Preheat the oven to 335F
Prepare the cake pans. You can use 3-8" pans for a 3 layer cake, or 2 -8" pans, then torte in half, for a 4 layer cake. Brush the bottoms and sides of your cake pans with melted butter. Line the bottoms and sides with parchment paper.
In the bowl of a stand mixer, combine the cake flour, granulated sugar,baking powder, baking soda, and salt. On low speed, mix for 1 minute to combine.
In a small measuring cup, whisk together the whole milk, oil and vanilla.
In a large measuring cup, whisk together the egg whites and champagne.
With the mixer on low-medium speed, add in the softened butter pieces, one or two pieces at a time. Mix until the mixture resembles cornmeal. You should be able to gather a bit in your hand, squeeze and you have a solid piece. This means the butter is evenly distributed.
With the mixer still on low, pour in the whole milk, oil and vanilla mixture and mix until the flour mixture is moistened.
Turn the mixer speed to medium (4 or 6) and beat for *2-3 full* minutes. The mixture should be whipped, thick, and lighter in color.
Stop the mixer. Scrape the sides and bottom of the bowl to ensure everything is properly mixed.
Turn the mixer speed on low, add the champagne and egg white mixture in three parts, scraping down the bowl after each addition has been mixed in.
Once all the wet ingredients have been incorporated, give the bowl a final scrape and mix with a spatula. Evenly divide the batter among the prepared pans.
Bake the layers for 30-40 minutes for 3 pans, 40-50 minutes for 2 pans. Start checking the cake at 30-35 minutes to test for doneness. Cakes are done when a toothpick comes out clean or with a few moist crumbs, and the top of the cake feels springy and set when touched.

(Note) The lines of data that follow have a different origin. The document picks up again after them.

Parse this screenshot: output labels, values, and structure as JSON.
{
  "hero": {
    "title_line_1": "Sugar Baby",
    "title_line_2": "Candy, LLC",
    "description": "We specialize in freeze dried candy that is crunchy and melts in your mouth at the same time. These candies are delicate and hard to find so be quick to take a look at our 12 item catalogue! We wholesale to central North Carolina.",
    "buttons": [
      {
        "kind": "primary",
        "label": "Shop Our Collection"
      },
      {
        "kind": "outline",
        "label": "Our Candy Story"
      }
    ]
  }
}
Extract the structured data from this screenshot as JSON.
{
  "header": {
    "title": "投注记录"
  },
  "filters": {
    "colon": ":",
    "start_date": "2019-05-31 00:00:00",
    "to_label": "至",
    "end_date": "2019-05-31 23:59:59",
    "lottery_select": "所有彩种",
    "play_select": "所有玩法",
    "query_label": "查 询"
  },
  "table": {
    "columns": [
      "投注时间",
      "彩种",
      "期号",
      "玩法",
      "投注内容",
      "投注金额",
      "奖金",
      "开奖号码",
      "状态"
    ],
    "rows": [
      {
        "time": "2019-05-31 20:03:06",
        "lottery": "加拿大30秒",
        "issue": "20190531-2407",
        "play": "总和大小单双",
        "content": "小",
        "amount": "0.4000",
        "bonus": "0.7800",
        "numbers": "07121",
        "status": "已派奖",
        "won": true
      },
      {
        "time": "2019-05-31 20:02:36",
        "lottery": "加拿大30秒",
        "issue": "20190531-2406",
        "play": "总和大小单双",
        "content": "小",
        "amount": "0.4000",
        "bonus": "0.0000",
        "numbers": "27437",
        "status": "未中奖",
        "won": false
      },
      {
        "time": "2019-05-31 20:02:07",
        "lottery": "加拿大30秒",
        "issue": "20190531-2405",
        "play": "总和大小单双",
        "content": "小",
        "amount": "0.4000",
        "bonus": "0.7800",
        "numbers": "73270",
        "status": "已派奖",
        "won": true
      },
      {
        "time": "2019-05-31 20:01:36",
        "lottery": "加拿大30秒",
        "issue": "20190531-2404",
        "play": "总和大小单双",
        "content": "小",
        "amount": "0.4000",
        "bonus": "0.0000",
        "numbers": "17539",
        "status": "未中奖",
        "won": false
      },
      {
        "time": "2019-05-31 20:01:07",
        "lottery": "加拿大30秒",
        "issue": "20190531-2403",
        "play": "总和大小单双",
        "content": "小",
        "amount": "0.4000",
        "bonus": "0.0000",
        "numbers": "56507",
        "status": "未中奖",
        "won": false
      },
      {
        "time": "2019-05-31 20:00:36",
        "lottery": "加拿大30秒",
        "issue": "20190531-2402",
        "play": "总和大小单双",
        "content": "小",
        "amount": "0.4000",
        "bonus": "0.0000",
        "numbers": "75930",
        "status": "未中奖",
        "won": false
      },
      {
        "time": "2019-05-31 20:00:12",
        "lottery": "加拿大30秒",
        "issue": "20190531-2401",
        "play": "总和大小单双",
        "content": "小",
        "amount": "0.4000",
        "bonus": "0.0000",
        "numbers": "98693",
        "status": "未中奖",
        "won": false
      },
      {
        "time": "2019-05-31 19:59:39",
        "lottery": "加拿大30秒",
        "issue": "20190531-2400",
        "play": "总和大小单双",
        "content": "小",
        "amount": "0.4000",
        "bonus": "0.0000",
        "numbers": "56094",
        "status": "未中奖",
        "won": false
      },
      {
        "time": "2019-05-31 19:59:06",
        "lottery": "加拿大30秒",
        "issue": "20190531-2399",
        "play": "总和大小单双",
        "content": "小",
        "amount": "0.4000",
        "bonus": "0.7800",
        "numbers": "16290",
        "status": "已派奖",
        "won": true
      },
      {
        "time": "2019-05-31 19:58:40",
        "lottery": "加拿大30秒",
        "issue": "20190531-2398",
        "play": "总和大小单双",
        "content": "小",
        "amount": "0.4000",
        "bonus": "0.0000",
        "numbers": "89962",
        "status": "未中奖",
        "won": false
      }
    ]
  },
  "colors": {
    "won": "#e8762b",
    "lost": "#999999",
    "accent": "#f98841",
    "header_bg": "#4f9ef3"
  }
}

Tap each cake pan firmly against the counter to remove excess steam. If your cakes dome at all, use a clean kitchen towel to gently push the domes down. Cool the cakes for 15 minutes in the pans.
Run a palette or butter knife around the cakes in their pans before turning them out to cool completely on cooling racks.
Wrap in plastic wrap and chill in the refrigerator.